Kepada Yth: Bapak. Muhammad Syafii
Ketua Pansus RUU Terorisme
Dewan Perwakilan Rakyat Republik Indonesia
Kompleks Gedung Dewan Perwakilan Rakyat
Jl. Gatot Subroto, Senayan
Jakarta, 10270,
Indonesia
Amnesty International dan Institute for Criminal Justice Reform (ICJR) menuliskan surat ini untuk menyatakan keprihatinan mendalam kami akan rancangan revisi Undang-Undang tentang Pemberantasan Tindak Pidana Terorisme (UU No. 15/2003). Pengumuman rencana amandemen UU tersebut dibuat sesaat setelah terjadinya serangan yang penuh kekerasan pada sebuah daerah bisnis di Jakarta Pusat pada Januari tahun ini yang menewaskan empat warga sipil dan melukai 20 orang lainnya.

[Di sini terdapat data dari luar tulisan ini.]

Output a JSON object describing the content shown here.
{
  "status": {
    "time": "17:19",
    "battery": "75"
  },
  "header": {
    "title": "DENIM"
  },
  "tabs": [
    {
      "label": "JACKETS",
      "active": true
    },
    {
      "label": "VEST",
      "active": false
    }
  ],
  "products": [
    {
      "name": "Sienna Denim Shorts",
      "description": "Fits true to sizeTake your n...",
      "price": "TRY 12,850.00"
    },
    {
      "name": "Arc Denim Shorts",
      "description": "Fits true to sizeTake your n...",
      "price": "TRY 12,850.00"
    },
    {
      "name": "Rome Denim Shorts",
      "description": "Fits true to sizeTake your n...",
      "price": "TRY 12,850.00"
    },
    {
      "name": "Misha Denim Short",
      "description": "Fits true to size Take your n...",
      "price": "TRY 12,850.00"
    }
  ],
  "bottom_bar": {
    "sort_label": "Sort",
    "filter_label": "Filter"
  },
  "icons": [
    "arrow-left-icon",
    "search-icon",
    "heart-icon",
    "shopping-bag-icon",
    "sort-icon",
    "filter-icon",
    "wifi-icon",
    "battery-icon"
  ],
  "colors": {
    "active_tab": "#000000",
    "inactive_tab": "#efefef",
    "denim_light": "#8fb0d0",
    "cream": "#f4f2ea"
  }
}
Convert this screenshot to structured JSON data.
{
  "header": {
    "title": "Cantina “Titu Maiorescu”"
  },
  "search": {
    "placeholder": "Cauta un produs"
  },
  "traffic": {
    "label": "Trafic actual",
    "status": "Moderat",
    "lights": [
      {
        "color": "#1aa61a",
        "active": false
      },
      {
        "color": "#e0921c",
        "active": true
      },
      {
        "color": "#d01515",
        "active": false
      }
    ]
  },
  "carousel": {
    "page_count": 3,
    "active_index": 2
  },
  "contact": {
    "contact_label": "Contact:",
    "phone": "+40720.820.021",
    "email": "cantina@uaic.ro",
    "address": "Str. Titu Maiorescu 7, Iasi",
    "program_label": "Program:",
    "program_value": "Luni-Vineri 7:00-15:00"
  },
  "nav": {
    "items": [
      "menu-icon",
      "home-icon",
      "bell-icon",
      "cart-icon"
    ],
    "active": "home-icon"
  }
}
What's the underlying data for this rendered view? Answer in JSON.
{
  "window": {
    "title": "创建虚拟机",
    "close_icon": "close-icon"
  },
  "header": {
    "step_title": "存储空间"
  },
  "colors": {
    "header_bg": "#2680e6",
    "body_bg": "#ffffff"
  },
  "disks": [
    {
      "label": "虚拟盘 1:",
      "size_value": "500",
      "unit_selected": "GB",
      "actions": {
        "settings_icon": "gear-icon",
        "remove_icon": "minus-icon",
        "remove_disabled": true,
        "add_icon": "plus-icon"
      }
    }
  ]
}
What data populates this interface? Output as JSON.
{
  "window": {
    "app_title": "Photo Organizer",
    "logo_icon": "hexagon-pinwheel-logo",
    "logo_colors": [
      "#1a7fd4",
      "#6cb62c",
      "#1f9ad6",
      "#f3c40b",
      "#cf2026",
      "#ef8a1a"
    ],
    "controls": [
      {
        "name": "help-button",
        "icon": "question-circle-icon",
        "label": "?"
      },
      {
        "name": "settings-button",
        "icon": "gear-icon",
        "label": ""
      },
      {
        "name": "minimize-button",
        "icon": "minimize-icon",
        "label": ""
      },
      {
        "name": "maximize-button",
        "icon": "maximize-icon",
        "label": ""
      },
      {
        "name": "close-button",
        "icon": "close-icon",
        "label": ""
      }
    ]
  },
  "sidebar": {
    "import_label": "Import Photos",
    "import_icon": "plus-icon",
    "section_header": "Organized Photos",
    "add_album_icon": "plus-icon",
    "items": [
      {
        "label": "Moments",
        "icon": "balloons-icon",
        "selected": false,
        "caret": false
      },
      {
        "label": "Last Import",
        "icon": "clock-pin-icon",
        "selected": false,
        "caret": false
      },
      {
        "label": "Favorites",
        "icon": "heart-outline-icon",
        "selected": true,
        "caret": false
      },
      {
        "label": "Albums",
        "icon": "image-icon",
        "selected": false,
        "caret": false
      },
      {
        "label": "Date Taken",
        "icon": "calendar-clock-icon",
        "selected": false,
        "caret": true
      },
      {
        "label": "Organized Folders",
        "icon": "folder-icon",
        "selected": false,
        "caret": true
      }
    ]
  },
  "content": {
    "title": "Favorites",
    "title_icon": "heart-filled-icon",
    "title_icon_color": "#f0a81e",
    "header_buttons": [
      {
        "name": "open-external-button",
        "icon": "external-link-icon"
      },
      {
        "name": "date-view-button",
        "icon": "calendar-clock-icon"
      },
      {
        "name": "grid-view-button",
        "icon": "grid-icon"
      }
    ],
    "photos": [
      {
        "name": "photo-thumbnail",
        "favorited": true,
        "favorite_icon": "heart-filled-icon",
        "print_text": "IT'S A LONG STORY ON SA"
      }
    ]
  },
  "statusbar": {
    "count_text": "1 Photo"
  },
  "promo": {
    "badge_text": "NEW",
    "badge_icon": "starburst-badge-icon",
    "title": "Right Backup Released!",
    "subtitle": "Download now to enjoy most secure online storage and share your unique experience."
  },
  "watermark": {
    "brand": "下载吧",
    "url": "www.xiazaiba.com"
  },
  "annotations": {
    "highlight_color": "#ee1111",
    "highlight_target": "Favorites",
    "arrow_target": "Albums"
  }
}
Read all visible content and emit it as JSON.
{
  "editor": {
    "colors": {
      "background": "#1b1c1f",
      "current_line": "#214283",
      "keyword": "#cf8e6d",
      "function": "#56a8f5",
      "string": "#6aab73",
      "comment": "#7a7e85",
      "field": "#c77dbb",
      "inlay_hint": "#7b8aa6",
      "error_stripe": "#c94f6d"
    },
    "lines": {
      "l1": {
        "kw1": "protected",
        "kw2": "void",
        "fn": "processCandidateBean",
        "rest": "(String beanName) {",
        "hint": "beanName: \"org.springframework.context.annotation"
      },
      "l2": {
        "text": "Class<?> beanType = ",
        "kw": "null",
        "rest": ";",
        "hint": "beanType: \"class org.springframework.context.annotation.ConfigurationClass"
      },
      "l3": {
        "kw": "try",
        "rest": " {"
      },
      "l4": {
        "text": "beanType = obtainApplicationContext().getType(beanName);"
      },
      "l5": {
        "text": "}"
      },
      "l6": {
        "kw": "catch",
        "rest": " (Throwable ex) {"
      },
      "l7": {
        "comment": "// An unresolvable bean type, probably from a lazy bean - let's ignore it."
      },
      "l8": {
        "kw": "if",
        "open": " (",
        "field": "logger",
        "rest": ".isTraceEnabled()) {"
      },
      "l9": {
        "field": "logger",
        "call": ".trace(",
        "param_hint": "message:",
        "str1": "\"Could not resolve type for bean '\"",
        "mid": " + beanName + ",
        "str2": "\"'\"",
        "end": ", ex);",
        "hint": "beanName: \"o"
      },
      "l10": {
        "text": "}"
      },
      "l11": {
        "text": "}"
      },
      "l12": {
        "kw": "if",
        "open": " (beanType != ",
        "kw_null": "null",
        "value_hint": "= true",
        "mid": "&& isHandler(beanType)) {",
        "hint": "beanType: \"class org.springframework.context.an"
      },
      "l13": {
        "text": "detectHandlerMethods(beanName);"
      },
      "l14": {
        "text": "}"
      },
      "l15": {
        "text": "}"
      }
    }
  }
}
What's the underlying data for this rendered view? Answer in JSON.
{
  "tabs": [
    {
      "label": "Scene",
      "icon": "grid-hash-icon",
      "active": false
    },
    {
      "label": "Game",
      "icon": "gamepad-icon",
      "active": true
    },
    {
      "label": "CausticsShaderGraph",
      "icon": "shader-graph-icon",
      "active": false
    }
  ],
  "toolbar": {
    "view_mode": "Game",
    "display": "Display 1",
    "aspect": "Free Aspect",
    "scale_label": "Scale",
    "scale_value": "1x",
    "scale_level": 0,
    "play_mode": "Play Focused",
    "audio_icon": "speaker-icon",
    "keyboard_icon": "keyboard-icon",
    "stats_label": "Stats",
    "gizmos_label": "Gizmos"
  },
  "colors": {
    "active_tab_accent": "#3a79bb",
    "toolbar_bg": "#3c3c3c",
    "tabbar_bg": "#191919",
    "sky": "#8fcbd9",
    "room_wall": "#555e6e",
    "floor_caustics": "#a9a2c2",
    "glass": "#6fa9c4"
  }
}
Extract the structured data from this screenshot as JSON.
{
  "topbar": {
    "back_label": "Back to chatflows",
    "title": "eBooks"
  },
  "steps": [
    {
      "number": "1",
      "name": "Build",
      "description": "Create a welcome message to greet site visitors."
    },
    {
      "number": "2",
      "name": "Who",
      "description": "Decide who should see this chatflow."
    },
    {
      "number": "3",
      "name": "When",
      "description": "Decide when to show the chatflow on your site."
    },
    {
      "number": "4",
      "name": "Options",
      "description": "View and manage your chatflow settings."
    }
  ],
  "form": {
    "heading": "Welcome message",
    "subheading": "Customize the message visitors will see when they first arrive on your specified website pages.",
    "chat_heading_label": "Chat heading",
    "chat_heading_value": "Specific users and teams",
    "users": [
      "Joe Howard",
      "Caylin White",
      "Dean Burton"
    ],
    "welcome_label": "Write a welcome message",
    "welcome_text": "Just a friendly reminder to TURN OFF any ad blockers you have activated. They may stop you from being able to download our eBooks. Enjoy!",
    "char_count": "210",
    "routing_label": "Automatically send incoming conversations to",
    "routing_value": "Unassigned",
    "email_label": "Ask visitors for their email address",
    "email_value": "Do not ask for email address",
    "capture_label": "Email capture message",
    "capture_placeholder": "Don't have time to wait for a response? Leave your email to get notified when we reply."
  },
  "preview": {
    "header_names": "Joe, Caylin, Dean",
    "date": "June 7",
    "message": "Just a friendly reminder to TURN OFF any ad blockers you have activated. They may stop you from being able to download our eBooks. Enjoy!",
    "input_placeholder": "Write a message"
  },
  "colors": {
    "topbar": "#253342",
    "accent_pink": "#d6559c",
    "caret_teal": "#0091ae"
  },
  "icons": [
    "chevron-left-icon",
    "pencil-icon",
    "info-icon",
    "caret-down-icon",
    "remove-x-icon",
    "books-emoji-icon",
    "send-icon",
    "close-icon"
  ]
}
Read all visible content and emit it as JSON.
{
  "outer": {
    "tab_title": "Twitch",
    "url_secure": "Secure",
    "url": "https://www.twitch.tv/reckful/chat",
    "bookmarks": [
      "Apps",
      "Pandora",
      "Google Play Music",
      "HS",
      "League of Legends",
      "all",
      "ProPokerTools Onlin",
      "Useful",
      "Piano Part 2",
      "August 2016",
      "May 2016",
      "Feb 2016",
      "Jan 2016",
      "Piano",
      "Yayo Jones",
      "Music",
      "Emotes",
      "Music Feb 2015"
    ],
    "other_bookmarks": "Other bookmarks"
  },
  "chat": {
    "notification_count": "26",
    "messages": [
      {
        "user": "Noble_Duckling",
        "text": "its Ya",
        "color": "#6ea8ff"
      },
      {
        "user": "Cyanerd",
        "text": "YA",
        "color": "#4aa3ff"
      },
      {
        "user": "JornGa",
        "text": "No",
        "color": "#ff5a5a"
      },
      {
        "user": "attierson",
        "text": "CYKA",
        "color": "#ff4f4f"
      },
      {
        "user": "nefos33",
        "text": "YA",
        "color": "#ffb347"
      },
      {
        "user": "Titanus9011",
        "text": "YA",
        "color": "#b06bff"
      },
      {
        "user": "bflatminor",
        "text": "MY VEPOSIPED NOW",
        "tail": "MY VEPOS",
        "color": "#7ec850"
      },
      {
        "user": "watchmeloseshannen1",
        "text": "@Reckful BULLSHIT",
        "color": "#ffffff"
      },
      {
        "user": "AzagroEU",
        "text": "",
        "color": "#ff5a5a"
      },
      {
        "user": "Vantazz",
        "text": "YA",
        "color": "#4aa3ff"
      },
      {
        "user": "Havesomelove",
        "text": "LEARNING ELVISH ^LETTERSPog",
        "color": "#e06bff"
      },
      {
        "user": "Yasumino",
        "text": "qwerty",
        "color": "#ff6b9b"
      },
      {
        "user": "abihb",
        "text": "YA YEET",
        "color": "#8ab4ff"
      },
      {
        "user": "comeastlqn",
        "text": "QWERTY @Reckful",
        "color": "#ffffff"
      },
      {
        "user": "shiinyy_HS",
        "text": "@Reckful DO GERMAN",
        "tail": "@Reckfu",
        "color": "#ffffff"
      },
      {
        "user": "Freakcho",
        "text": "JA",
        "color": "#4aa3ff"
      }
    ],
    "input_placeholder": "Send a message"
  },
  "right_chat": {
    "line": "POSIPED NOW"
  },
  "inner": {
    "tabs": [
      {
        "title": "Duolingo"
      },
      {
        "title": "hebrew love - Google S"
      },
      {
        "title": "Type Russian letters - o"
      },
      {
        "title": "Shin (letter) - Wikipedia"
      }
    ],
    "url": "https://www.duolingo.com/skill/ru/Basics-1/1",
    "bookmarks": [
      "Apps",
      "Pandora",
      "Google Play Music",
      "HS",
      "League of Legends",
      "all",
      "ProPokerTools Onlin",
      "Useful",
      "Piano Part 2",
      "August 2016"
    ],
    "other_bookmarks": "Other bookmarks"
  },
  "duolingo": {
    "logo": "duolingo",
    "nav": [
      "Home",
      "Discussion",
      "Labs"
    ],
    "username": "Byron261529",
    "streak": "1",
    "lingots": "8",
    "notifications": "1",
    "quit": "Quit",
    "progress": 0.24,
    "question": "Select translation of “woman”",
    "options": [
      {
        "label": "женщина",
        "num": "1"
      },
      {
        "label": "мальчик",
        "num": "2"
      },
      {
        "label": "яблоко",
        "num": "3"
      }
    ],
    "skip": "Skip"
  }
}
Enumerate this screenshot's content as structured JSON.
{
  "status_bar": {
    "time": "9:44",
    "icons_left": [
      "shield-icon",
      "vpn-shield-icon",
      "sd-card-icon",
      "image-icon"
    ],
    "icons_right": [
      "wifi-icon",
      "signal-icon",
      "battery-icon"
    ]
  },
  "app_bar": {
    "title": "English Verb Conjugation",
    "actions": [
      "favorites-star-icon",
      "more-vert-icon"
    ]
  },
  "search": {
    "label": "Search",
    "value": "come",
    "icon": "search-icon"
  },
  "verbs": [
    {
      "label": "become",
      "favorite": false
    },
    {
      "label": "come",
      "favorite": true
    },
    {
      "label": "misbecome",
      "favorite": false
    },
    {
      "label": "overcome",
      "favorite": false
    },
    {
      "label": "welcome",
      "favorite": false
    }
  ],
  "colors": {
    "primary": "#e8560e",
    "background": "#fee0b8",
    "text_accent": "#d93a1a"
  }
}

Kami mengakui bahwa pihak berwenang Indonesia memiliki tugas untuk melindungi warga dari serangan-serangan semacam itu, dan untuk melakukan penyelidikan dan penyidikan agar bisa membawa para pelakunya ke muka hukum dalam peradilan yang adil tanpa menggunakan hukuman mati. Namun demikian, dalam melakukannya, aparat hukum di Indonesia harus menaati kewajiban-kewajiban internasional Indonesia dan standar-standar hak asasi manusia (HAM). Menurut pandangan kami, RUU Pemberantasan Tindak Pidana Terorisme sangat cacat, khususnya karena draf ini mengabaikan jaring perlindungan terhadap penahanan yang sewenang wenang, gagal dalam memberikan perlindungan terhadap tindak penyiksaan atau perlakuan buruk lainnya, memperluas cakupan hukuman mati, dan mengabaikan hak seseorang untuk tidak sewenang – wenang dicabut hak kewarganegaraannya. Kami mendesak Anda untuk merevisi draf RUU ini secara menyeluruh sebelum tim Anda menyetujui finalisasi draft dalam beberapa bulan ke depan.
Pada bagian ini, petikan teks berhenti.